This repository contains code and data for detecting and classifying propaganda techniques in text using two models: a Multi-N-gram model and a GPT-2 based model.
These two tasks are based off of Task 11 of the 2020 International Workshop on Semantic Evaluation (SemEval).
The report for this project can be found in the file Accompanying Report.pdf
.
The dataset includes 2994 text spans labeled with one of nine propaganda techniques extracted from news articles, split into 80:20 train/test sets.
- Span Identification: Binary classification to detect the presence of propaganda.
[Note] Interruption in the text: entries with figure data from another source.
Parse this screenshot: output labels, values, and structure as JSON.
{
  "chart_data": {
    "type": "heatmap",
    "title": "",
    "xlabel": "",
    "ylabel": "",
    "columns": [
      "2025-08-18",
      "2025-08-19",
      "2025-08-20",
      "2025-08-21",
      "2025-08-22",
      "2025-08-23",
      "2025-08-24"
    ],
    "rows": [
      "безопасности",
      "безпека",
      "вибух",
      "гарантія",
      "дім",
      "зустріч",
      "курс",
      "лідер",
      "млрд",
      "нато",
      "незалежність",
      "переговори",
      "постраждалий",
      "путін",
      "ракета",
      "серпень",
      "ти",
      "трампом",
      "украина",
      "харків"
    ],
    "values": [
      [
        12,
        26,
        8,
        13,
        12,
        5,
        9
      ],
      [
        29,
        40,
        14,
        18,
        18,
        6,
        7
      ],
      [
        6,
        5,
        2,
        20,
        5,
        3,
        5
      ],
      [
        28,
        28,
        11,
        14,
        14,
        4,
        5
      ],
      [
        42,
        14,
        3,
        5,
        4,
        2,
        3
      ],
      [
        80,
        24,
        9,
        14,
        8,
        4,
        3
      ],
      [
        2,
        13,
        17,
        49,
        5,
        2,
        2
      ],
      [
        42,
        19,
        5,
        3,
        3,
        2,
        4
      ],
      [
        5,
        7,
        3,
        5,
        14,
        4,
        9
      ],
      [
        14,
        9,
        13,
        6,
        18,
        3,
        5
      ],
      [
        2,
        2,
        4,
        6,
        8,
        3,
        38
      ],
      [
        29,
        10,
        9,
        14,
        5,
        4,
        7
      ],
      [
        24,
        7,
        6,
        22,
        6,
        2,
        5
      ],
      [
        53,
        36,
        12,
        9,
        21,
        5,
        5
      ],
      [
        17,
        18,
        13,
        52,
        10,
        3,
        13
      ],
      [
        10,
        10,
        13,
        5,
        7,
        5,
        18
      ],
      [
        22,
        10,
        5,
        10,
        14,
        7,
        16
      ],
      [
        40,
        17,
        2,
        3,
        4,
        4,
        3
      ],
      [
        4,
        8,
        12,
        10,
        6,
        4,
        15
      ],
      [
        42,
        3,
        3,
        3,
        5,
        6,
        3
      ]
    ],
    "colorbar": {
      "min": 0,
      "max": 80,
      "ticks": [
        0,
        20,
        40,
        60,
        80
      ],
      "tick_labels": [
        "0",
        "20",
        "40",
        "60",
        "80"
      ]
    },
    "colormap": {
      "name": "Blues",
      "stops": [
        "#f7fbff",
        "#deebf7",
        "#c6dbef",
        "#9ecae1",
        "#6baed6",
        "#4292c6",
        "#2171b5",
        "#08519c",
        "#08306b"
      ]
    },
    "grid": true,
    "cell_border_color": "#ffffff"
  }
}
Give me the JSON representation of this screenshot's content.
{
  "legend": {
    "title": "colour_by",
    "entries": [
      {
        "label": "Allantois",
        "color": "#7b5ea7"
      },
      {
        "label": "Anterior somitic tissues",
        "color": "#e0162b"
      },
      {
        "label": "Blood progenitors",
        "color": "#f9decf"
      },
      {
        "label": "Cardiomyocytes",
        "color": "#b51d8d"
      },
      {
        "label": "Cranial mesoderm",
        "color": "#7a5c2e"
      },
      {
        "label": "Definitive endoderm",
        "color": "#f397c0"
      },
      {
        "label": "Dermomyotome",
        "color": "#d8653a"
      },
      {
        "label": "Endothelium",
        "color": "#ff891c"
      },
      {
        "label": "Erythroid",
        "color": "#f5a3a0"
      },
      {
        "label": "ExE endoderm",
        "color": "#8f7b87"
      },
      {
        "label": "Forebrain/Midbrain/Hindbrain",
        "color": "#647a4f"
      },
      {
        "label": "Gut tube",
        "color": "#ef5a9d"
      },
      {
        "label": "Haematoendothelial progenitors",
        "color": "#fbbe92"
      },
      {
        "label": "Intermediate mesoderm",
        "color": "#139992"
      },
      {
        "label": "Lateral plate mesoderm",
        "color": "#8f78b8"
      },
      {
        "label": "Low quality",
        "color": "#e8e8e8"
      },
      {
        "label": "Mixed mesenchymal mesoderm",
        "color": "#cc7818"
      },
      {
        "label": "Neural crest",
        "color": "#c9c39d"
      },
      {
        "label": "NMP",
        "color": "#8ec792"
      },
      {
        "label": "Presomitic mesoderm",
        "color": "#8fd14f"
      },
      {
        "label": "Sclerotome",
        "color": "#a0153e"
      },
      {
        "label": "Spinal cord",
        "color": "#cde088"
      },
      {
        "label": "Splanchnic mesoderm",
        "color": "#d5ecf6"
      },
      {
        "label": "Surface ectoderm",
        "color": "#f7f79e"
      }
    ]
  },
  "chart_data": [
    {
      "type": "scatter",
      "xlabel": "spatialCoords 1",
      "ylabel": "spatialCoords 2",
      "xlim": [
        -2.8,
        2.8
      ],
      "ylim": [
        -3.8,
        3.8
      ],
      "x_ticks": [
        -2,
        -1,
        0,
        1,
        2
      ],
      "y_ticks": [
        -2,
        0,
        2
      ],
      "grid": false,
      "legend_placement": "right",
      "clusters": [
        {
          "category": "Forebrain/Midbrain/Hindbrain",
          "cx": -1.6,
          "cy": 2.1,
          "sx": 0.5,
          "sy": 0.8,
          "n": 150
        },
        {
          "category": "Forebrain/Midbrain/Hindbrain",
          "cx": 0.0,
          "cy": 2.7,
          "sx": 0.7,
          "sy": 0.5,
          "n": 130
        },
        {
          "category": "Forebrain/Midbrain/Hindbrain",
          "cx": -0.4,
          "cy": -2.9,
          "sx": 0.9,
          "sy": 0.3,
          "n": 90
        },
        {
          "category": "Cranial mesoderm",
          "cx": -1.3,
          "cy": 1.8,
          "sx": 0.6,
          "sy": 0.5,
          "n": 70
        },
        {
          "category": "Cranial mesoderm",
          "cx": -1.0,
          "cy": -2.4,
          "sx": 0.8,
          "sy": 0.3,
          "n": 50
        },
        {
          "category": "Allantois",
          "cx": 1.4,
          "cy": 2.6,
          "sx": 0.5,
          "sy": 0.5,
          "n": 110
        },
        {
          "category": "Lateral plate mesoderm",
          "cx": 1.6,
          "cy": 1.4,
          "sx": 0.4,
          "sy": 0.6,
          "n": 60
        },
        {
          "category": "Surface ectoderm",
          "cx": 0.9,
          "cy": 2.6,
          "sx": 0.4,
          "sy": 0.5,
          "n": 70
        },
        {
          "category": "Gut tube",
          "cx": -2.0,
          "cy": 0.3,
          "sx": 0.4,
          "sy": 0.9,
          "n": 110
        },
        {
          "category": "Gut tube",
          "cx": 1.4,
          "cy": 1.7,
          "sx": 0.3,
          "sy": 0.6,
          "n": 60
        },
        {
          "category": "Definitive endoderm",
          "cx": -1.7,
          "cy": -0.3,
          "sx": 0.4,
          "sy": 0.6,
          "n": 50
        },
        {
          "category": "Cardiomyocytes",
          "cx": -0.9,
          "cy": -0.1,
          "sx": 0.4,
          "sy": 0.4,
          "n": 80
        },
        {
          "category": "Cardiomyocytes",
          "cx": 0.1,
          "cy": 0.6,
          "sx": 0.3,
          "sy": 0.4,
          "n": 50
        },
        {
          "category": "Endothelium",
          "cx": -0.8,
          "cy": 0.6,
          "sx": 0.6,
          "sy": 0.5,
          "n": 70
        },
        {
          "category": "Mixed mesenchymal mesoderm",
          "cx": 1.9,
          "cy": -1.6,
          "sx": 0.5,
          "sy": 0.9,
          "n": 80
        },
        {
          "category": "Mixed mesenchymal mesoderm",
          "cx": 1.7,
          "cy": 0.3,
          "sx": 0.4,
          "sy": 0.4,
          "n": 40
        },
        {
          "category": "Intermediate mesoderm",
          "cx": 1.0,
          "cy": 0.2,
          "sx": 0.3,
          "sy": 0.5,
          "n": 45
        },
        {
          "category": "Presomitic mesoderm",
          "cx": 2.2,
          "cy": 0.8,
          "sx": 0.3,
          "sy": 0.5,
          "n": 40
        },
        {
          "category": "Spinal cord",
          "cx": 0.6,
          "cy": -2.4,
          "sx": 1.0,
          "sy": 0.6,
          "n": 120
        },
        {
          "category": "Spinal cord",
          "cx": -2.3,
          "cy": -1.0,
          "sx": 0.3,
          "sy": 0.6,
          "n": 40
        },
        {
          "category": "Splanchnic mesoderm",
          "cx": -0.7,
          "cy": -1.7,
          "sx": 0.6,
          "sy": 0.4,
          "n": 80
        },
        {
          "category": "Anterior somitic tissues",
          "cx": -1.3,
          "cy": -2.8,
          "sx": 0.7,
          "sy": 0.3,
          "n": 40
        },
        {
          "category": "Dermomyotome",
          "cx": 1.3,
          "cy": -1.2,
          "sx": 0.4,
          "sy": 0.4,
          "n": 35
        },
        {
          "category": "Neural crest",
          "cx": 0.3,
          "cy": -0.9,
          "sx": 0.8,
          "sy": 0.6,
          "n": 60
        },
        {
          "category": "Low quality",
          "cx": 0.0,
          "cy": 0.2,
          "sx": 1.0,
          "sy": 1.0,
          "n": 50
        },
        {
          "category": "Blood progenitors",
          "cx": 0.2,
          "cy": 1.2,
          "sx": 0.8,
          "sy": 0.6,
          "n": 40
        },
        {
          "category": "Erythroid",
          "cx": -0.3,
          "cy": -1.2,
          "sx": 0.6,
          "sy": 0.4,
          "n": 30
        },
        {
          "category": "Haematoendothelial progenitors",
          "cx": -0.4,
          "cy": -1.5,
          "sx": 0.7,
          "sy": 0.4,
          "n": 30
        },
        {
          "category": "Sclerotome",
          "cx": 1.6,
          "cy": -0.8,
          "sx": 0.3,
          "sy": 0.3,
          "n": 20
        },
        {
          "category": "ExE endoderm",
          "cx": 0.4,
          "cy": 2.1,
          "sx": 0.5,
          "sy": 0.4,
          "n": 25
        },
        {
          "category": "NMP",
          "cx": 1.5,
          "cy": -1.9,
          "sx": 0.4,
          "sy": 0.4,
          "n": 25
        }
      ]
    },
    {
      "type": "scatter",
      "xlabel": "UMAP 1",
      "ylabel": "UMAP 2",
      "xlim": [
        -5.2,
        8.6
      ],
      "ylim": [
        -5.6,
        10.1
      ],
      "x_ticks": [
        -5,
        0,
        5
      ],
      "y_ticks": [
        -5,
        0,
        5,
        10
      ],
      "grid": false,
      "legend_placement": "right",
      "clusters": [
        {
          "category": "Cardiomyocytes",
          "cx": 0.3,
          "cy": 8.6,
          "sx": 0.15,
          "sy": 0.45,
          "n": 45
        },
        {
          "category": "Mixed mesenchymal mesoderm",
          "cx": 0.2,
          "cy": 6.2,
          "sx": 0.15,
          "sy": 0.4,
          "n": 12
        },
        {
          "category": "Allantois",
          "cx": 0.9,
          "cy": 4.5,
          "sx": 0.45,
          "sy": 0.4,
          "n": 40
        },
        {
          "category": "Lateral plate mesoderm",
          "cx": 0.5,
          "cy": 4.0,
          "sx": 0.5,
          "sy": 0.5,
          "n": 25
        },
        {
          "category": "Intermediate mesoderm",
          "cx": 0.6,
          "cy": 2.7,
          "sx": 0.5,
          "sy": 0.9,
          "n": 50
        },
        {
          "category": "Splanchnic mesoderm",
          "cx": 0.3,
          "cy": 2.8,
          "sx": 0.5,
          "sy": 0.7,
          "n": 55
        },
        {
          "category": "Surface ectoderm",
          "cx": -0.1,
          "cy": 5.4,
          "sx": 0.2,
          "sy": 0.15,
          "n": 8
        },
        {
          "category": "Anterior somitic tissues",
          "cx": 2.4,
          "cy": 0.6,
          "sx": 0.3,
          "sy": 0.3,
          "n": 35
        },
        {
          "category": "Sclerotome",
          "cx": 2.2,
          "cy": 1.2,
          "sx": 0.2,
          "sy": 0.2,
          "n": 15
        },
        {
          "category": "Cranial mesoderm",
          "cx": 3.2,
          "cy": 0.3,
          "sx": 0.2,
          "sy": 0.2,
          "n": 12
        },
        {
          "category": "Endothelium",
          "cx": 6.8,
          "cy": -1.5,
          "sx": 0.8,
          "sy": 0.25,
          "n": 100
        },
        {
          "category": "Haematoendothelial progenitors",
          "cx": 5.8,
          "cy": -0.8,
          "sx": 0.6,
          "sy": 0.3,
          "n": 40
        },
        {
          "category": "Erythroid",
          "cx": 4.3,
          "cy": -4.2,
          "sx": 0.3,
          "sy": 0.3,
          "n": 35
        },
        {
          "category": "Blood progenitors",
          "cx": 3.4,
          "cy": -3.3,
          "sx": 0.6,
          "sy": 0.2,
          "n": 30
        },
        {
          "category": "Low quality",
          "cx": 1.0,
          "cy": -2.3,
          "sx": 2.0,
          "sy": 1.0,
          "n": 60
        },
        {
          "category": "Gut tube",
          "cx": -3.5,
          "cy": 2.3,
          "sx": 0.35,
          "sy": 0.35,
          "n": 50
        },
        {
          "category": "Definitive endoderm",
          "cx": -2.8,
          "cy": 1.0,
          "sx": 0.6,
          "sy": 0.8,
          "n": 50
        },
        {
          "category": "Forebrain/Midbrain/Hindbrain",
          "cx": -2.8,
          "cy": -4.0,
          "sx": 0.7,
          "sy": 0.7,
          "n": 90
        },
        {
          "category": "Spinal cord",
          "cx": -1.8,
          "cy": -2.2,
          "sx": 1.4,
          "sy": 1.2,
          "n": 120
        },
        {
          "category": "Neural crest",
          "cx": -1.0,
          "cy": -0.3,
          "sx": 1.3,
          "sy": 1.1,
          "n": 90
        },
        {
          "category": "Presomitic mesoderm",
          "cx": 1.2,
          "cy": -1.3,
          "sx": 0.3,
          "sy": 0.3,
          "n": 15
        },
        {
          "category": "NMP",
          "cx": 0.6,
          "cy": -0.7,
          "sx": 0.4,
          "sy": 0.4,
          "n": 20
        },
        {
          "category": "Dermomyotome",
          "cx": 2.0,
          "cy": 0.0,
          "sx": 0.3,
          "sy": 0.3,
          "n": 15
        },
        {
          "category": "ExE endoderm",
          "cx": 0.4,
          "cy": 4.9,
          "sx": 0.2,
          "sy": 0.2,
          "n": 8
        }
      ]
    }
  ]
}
- Technique Classification: Multi-class classification to identify specific propaganda techniques.
-
Multi-N-gram Model: Uses N-grams to classify text based on language patterns.
-
GPT-2 Model: Uses the GPT-2 transformer model for contextual information logits to feed into a regression head for classification.
Model | Task 1 F1-Score | Task 2 F1-Score |
---|---|---|
Unigram Model | 0.672 | 0.368 |
Bigram Model | 0.639 | 0.163 |
GPT-2 Model | 0.890 | 0.590 |
- Multi-N-gram: Enhance smoothing techniques and reduce sparsity.
- GPT-2: Improve classification head, add dropout layers, and weigh span length more.